From b0735dc0c13a07f317c40b05581e36d21b306368 Mon Sep 17 00:00:00 2001
From: Raushan Turganbay <raushan@huggingface.co>
Date: Tue, 27 May 2025 11:31:56 +0200
Subject: [PATCH] [paligemma] fix processor with suffix (#38365)

fix pg processor
---
 .../models/paligemma/processing_paligemma.py       |  3 ++-
 tests/models/paligemma/test_processor_paligemma.py | 14 ++++++++++++++
 2 files changed, 16 insertions(+), 1 deletion(-)

diff --git a/src/transformers/models/paligemma/processing_paligemma.py b/src/transformers/models/paligemma/processing_paligemma.py
index c18a698c237..a630c4720ed 100644
--- a/src/transformers/models/paligemma/processing_paligemma.py
+++ b/src/transformers/models/paligemma/processing_paligemma.py
@@ -315,7 +315,8 @@ class PaliGemmaProcessor(ProcessorMixin):
         return_data = {**inputs, "pixel_values": pixel_values}
 
         if return_token_type_ids:
-            labels = inputs["input_ids"].masked_fill(inputs["token_type_ids"] == 0, -100)
+            labels = np.array(inputs["input_ids"])
+            labels[np.array(inputs["token_type_ids"]) == 0] = -100
             return_data.update({"labels": labels})
 
         if return_mm_token_type_ids:
diff --git a/tests/models/paligemma/test_processor_paligemma.py b/tests/models/paligemma/test_processor_paligemma.py
index 8ccae458875..56e74928925 100644
--- a/tests/models/paligemma/test_processor_paligemma.py
+++ b/tests/models/paligemma/test_processor_paligemma.py
@@ -62,6 +62,20 @@ class PaliGemmaProcessorTest(ProcessorTesterMixin, unittest.TestCase):
         )
         self.assertEqual(len(inputs["input_ids"][0]), 112)
 
+    @require_torch
+    def test_call_with_suffix(self):
+        input_str = "lower newer"
+        suffix = "upper older longer string"
+        image_input = self.prepare_image_inputs()
+        processor = self.get_processor()
+        inputs = processor(text=input_str, images=image_input, suffix=suffix)

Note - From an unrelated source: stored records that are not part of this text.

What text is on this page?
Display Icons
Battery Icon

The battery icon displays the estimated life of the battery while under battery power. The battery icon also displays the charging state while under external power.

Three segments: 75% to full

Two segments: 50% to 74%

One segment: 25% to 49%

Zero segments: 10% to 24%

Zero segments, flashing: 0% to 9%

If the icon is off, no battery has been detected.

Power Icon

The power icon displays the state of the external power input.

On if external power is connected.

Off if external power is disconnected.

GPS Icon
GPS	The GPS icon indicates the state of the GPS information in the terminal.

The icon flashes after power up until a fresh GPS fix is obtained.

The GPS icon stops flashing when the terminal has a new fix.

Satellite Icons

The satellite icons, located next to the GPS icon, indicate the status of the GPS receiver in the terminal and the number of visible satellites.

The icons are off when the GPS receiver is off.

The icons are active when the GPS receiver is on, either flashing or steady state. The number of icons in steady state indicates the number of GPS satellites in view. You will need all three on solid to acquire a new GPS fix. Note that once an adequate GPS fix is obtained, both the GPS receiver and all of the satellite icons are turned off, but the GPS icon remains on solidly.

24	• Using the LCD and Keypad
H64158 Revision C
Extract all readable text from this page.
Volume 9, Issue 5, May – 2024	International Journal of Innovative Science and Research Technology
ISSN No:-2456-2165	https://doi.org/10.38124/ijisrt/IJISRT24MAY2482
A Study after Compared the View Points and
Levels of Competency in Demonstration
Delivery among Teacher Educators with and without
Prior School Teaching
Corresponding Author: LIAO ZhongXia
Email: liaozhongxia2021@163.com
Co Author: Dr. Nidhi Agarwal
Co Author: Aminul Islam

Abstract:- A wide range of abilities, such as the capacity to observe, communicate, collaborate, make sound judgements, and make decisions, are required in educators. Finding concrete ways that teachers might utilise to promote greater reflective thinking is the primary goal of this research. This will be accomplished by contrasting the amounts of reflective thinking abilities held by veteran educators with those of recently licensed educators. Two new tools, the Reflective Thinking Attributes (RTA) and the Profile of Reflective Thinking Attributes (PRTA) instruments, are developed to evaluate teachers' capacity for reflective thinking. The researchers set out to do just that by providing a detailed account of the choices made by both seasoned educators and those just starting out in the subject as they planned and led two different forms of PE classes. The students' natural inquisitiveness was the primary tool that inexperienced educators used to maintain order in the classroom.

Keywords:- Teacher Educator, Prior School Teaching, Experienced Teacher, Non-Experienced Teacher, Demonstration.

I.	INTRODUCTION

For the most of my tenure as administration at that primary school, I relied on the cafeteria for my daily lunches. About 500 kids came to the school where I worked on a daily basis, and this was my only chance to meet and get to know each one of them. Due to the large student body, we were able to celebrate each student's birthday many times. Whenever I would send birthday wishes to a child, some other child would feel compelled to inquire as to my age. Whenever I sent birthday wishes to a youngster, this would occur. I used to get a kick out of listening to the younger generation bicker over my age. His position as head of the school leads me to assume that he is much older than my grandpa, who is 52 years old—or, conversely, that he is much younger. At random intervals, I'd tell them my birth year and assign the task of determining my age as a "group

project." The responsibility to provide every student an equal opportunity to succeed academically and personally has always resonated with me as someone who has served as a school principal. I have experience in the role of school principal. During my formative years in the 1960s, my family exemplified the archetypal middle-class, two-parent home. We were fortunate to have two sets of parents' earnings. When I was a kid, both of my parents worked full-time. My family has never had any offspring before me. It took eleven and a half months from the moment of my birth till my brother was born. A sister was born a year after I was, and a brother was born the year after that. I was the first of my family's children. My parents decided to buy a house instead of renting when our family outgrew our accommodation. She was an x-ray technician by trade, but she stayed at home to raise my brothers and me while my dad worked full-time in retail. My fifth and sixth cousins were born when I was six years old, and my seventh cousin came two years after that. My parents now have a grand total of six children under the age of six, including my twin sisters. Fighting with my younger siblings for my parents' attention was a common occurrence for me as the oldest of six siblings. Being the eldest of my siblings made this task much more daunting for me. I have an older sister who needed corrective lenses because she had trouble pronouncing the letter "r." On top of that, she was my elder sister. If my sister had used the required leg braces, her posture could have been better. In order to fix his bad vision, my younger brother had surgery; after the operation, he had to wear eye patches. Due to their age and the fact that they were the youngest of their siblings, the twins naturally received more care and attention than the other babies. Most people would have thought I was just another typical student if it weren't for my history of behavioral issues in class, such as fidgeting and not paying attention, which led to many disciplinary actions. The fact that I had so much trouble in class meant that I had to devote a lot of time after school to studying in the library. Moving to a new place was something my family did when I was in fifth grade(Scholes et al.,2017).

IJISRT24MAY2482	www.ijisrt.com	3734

+        self.assertTrue("labels" in inputs)
+        self.assertEqual(len(inputs["labels"][0]), len(inputs["input_ids"][0]))
+
+        inputs = processor(text=input_str, images=image_input, suffix=suffix, return_tensors="pt")
+        self.assertTrue("labels" in inputs)
+        self.assertEqual(len(inputs["labels"][0]), len(inputs["input_ids"][0]))
+
     def test_text_with_image_tokens(self):
         image_processor = self.get_component("image_processor")
         tokenizer = self.get_component("tokenizer")